The chemokine, IL-8 is a major mediator of inflammation. In the current study, all C. concisus isolates induced transcription of IL-8 in epithelial monolayers (> 2-fold) as has been previously reported for C. jejuni  and C. concisus . Campylobacter jejuni induces epithelial IL-8 secretion by at least two independent mechanisms, one of which requires invasion and the other that is CDT-dependent [19, 34]. We observed that induction of IL-8 transcription by C. concisus was not correlated with invasion. Man et al. also recently showed that three C. concisus strains stimulated production of IL-8 in intestinal epithelial irrespective of their invasive ability . Thus in contrast to C. jejuni, it appears that factors other than invasion or CDT (which appears to be lacking in this species) are responsible for the up-regulation of IL-8 incited by C. concisus. The observation that expression of IL-8 mRNA was greater in epithelial cells treated with isolates from AFLP cluster 1 compared to isolates from cluster 2 was unexpected and suggests that these isolates may have pathogenic potential.

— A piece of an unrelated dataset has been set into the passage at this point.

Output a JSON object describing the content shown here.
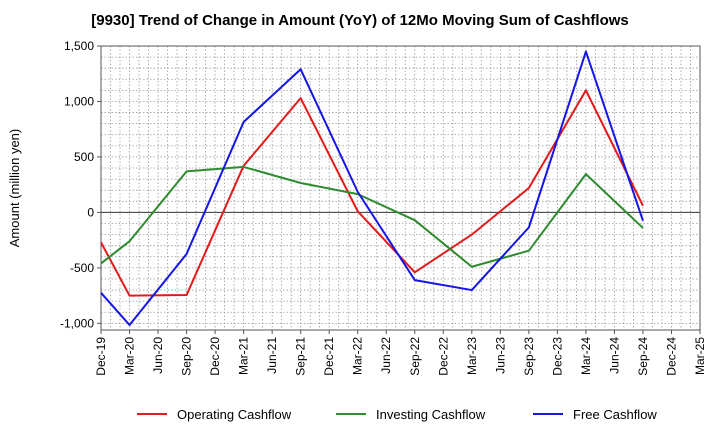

We identified genes encoding S-layer RTX and the zonnula occludins toxin in some of the isolates, confirming initial reports of these toxin genes in C. concisus . Surprisingly, the zot gene was more prevalent in isolates from healthy (80%) compared to diarrheic (22%) humans. The clinical significance of this observation remains to be determined. Although Zot has been shown to disrupt epithelial tight junctions, we did not observe any changes in permeability or TER of epithelial monolayers throughout the 3 h incubation period for any of the isolates. This is contrary to the observation of Man et al., that C. concisus caused increased epithelial permeability, decreased TER, and loss of membrane-associated zonnula occludens and occludin in epithelial monolayers . Possible reasons for this discrepancy include variation in methodology between the two studies (i.e., Man et al. inoculated Caco-2 cells with an MOI of 200, and assessed barrier function 6 h-post inoculation.).